BAGHDAD- A photograph of Iraqi Prime Minister Mustafa al-Kadhimi meeting in his office with an ill Iraqi girl in need of medical care has sparked a broad virtual debate – not about the prime minister or his policies, but about his photographer, Jamal Penjweny.
The photographer, with his remarkable, Hollywood-like photos of Iraq’s new premier, has sparked debate among Iraqis on social media about the unique messaging, attracting both critics and admirers.
Penjweny, a globally renowned Kurdish visual artist, has won international awards.
Born in a refugee camp at the Iraqi -Iranian border in 1981 during the Iraq-Iran war, Penjweny grew up to the sound of weapons. As he grew older, he became fascinated by the work of journalists and photographers who came to the camp to cover stories about the war and refugees and their suffering, and decided to pursue the same career path.
“I used to watch photographers and journalists flock to the camp, and I would tell myself (that) one day I would become a photographer like them,” Penjweny said in an interview.
However, he would encounter many obstacles, as the Kurds’ suffering did not end when the Iran-Iraq war stopped in 1988. Further regional conflict broke out, eventually forcing Penjweny to discontinue his studies.
In 1999, late Iraqi President Jalal Talabani and his wife Hero Ibrahim Ahmed took Penjweny with them to Sulaymaniyah and helped him finish his studies there. He was 17 years old at the time, and soon bought his first camera.
“After moving to Sulaymaniyah, I bought a camera and started taking photographs of statues and sculptures that I carved. I learned the art of sculpture since I was eight years old,” Penjweny said.
When the Iraq war broke out in 2003, Penjweny went to Baghdad and other regions of Iraq to take photos for newspapers and international news agencies. His photo-journalism on the Iraqi conflict appeared in international news publications such as the New York Times, the Washington Post, National Geographic and the World Press Photo Magazine.
After 2009, however, Penjweny grew frustrated with how the media was covering Iraq and decided to move away from photo-journalism and dedicate himself to his artwork. He hoped to show another side of Iraq – one that displayed the life and future of the country rather than simply the war, he said in an interview with artrepresent.com.
“My work always begins spontaneously as I am not simply an unbiased observer,” he said. “I am a part of the reality that my work represents.”

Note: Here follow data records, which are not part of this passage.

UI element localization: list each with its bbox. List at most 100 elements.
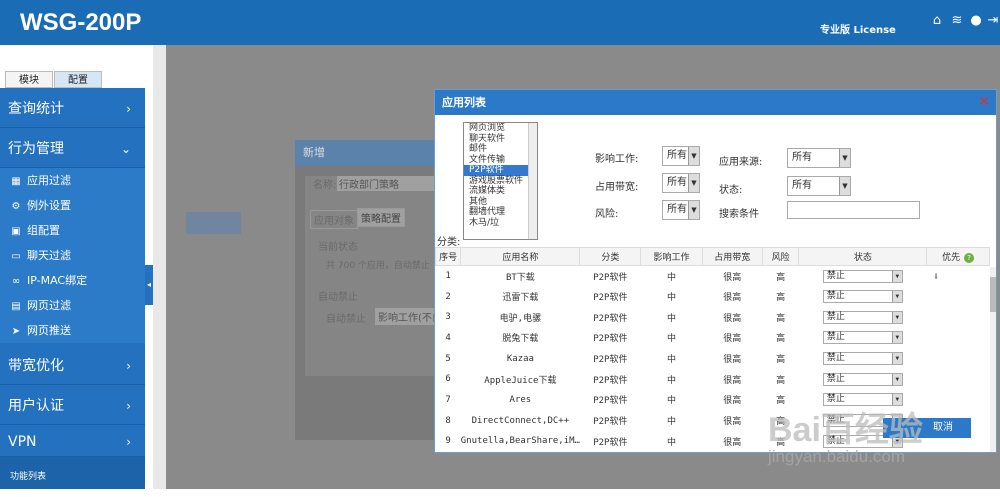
gutter bbox=[153, 45, 166, 489]
col-bandwidth[interactable]: 占用带宽 bbox=[701, 247, 763, 266]
col-app-name[interactable]: 应用名称 bbox=[460, 247, 581, 266]
chevron-down-icon: ▼ bbox=[891, 373, 902, 385]
col-status[interactable]: 状态 bbox=[798, 247, 928, 266]
tab-config[interactable]: 配置 bbox=[54, 71, 102, 88]
sidebar-item-label: 聊天过滤 bbox=[27, 249, 71, 262]
nav-bandwidth[interactable]: 带宽优化 › bbox=[0, 347, 145, 385]
category-option[interactable]: 文件传输 bbox=[464, 155, 537, 166]
modal-title: 应用列表 bbox=[435, 90, 996, 115]
chevron-down-icon: ⌄ bbox=[120, 142, 131, 156]
col-priority[interactable]: 优先? bbox=[926, 247, 990, 266]
wifi-icon[interactable]: ≋ bbox=[950, 14, 964, 28]
chevron-right-icon: › bbox=[126, 399, 131, 413]
col-category[interactable]: 分类 bbox=[579, 247, 642, 266]
sidebar-item-exceptions[interactable]: ⚙ 例外设置 bbox=[0, 193, 145, 218]
table-row[interactable]: 6 AppleJuice下载 P2P软件中很高高 禁止 ▼ bbox=[436, 369, 990, 390]
sidebar-item-label: IP-MAC绑定 bbox=[27, 274, 88, 287]
close-icon[interactable]: ✕ bbox=[978, 94, 990, 110]
category-option-selected[interactable]: P2P软件 bbox=[464, 165, 537, 176]
table-row[interactable]: 3 电驴,电骡 P2P软件中很高高 禁止 ▼ bbox=[436, 307, 990, 328]
chat-icon: ▭ bbox=[11, 251, 21, 262]
chevron-down-icon: ▼ bbox=[839, 177, 850, 195]
table-row[interactable]: 2 迅雷下载 P2P软件中很高高 禁止 ▼ bbox=[436, 286, 990, 307]
col-work-impact[interactable]: 影响工作 bbox=[640, 247, 703, 266]
table-row[interactable]: 5 Kazaa P2P软件中很高高 禁止 ▼ bbox=[436, 348, 990, 369]
scrollbar-thumb[interactable] bbox=[990, 277, 996, 312]
move-down-icon[interactable]: ⬇ bbox=[933, 270, 940, 283]
col-risk[interactable]: 风险 bbox=[761, 247, 800, 266]
risk-select[interactable]: 所有 ▼ bbox=[662, 200, 700, 220]
col-no[interactable]: 序号 bbox=[435, 247, 462, 266]
chevron-down-icon: ▼ bbox=[891, 291, 902, 303]
product-logo: WSG-200P bbox=[20, 9, 142, 36]
category-option[interactable]: 游戏股票软件 bbox=[464, 176, 537, 187]
help-icon[interactable]: ? bbox=[964, 253, 975, 263]
logout-icon[interactable]: ⇥ bbox=[986, 14, 1000, 28]
risk-label: 风险: bbox=[595, 209, 619, 220]
status-select[interactable]: 所有 ▼ bbox=[787, 176, 851, 196]
collapse-sidebar-handle[interactable]: ◂ bbox=[145, 265, 153, 305]
sidebar-item-app-filter[interactable]: ▦ 应用过滤 bbox=[0, 168, 145, 193]
category-scrollbar[interactable] bbox=[528, 123, 537, 239]
tab-modules[interactable]: 模块 bbox=[5, 71, 53, 88]
section-current-status: 当前状态 bbox=[318, 242, 358, 253]
top-bar: WSG-200P 专业版 License ⌂ ≋ ● ⇥ bbox=[0, 0, 1000, 45]
sidebar-item-web-push[interactable]: ➤ 网页推送 bbox=[0, 318, 145, 343]
category-option[interactable]: 其他 bbox=[464, 197, 537, 208]
nav-label: 用户认证 bbox=[8, 398, 64, 414]
page-icon: ▤ bbox=[11, 301, 21, 312]
sidebar-item-label: 网页推送 bbox=[27, 324, 71, 337]
status-select[interactable]: 禁止▼ bbox=[822, 331, 903, 345]
home-icon[interactable]: ⌂ bbox=[930, 14, 944, 28]
new-policy-dialog: 新增 名称: 行政部门策略 应用对象 策略配置 当前状态 共 700 个应用，自… bbox=[295, 140, 445, 440]
sidebar-item-label: 网页过滤 bbox=[27, 299, 71, 312]
user-icon[interactable]: ● bbox=[969, 14, 983, 28]
status-select[interactable]: 禁止▼ bbox=[822, 372, 903, 386]
nav-label: 行为管理 bbox=[8, 141, 64, 157]
sidebar-item-label: 例外设置 bbox=[27, 199, 71, 212]
nav-user-auth[interactable]: 用户认证 › bbox=[0, 387, 145, 425]
grid-icon: ▦ bbox=[11, 176, 21, 187]
category-option[interactable]: 聊天软件 bbox=[464, 134, 537, 145]
category-listbox[interactable]: 网页浏览 聊天软件 邮件 文件传输 P2P软件 游戏股票软件 流媒体类 其他 翻… bbox=[463, 122, 538, 240]
table-row[interactable]: 4 脱兔下载 P2P软件中很高高 禁止 ▼ bbox=[436, 328, 990, 349]
sidebar-item-group-config[interactable]: ▣ 组配置 bbox=[0, 218, 145, 243]
send-icon: ➤ bbox=[11, 326, 21, 337]
chevron-right-icon: › bbox=[126, 102, 131, 116]
category-option[interactable]: 邮件 bbox=[464, 144, 537, 155]
nav-query-stats[interactable]: 查询统计 › bbox=[0, 90, 145, 128]
baidu-watermark: Bai百经验 bbox=[768, 411, 923, 449]
status-select[interactable]: 禁止▼ bbox=[822, 269, 903, 283]
search-input[interactable] bbox=[787, 201, 920, 219]
chevron-down-icon: ▼ bbox=[891, 332, 902, 344]
baidu-watermark-url: jingyan.baidu.com bbox=[768, 447, 906, 466]
chevron-down-icon: ▼ bbox=[839, 149, 850, 167]
status-select[interactable]: 禁止▼ bbox=[822, 352, 903, 366]
sidebar-item-web-filter[interactable]: ▤ 网页过滤 bbox=[0, 293, 145, 318]
chevron-down-icon: ▼ bbox=[688, 147, 699, 165]
status-select[interactable]: 禁止▼ bbox=[822, 310, 903, 324]
work-impact-select[interactable]: 所有 ▼ bbox=[662, 146, 700, 166]
bandwidth-select[interactable]: 所有 ▼ bbox=[662, 173, 700, 193]
sidebar: 模块 配置 查询统计 › 行为管理 ⌄ ▦ 应用过滤 ⚙ 例外设置 ▣ 组配置 ▭ 聊天过滤… bbox=[0, 45, 145, 489]
sidebar-item-ip-mac[interactable]: ∞ IP-MAC绑定 bbox=[0, 268, 145, 293]
sidebar-item-chat-filter[interactable]: ▭ 聊天过滤 bbox=[0, 243, 145, 268]
table-scrollbar[interactable] bbox=[990, 267, 996, 452]
category-option[interactable]: 翻墙代理 bbox=[464, 207, 537, 218]
nav-behavior-mgmt[interactable]: 行为管理 ⌄ bbox=[0, 130, 145, 168]
category-option[interactable]: 流媒体类 bbox=[464, 186, 537, 197]
status-select[interactable]: 禁止▼ bbox=[822, 290, 903, 304]
app-list-modal: 应用列表 ✕ 分类: 网页浏览 聊天软件 邮件 文件传输 P2P软件 游戏股票软… bbox=[434, 89, 997, 453]
nav-label: 带宽优化 bbox=[8, 358, 64, 374]
app-source-select[interactable]: 所有 ▼ bbox=[787, 148, 851, 168]
category-option[interactable]: 网页浏览 bbox=[464, 123, 537, 134]
section-auto-block: 自动禁止 bbox=[318, 292, 358, 303]
table-row[interactable]: 1 BT下载 P2P软件中很高高 禁止 ▼ ⬇ bbox=[436, 266, 990, 287]
chevron-down-icon: ▼ bbox=[891, 353, 902, 365]
category-option[interactable]: 木马/垃 bbox=[464, 218, 537, 229]
chevron-down-icon: ▼ bbox=[688, 174, 699, 192]
bg-button bbox=[186, 212, 241, 234]
nav-vpn[interactable]: VPN › bbox=[0, 427, 145, 457]
link-icon: ∞ bbox=[11, 276, 21, 287]
sidebar-item-label: 组配置 bbox=[27, 224, 60, 237]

Penjweny said that Kadhimi is a close friend and asked him to come on board as his photographer after he became premier. “He (Kadhimi) called me and asked me to return to Iraq from where I was staying in Europe, to work with his government,” Penjweny said.
The photographer returned to Baghdad to take the job and vowed to do everything he could for the premier for one reason: “The Prime Minister is a competent person and the new government deserves support,” Penjweny said.
“It is imperative to work at a global level to restore the prestige of the state and show that to the world,” he added.
Penjweny has taken several photos that have sparked controversy on social media. One exceptional shot taken from the ground shows Kadhimi raising his hands in prayer at the Imam Hussein shrine in Karbala.
The photo spread widely among social media activists and bloggers, with some accusing Kadhimi of hypocrisy. However, Penjweny said he wanted the photo to “be a response to everyone who exploits religion in anti-stateism, starting with ISIS and not ending with militias and parties, and everyone who wants to fabricate sectarian and civil war under the cover of religion. The message was that faith is a special relationship between a person and God.”
An Iraqi by the name of Mazen Al Yazid wrote on Twitter: “Penjweny believes that it is not possible for every ordinary Iraqi citizen to meet with the prime minister face to face. Therefore, the images that reach him must reflect the powerful and prestigious personality of Prime Minister Mustafa al-Kadhimi who is able to effect change, because the media is the mirror and window to achieve this.”
Asked about another photo that shows Kadhimi inside a helicopter looking at the port of Umm Qasr in Basra, Penjweny said “the message was that all these outlets and facilities belong to the state only, and not to the corrupt who want to enrich themselves on account of someone of Iraq.”
“Every photo has a message even if the interpretation of that message differs from one person to another,” he added.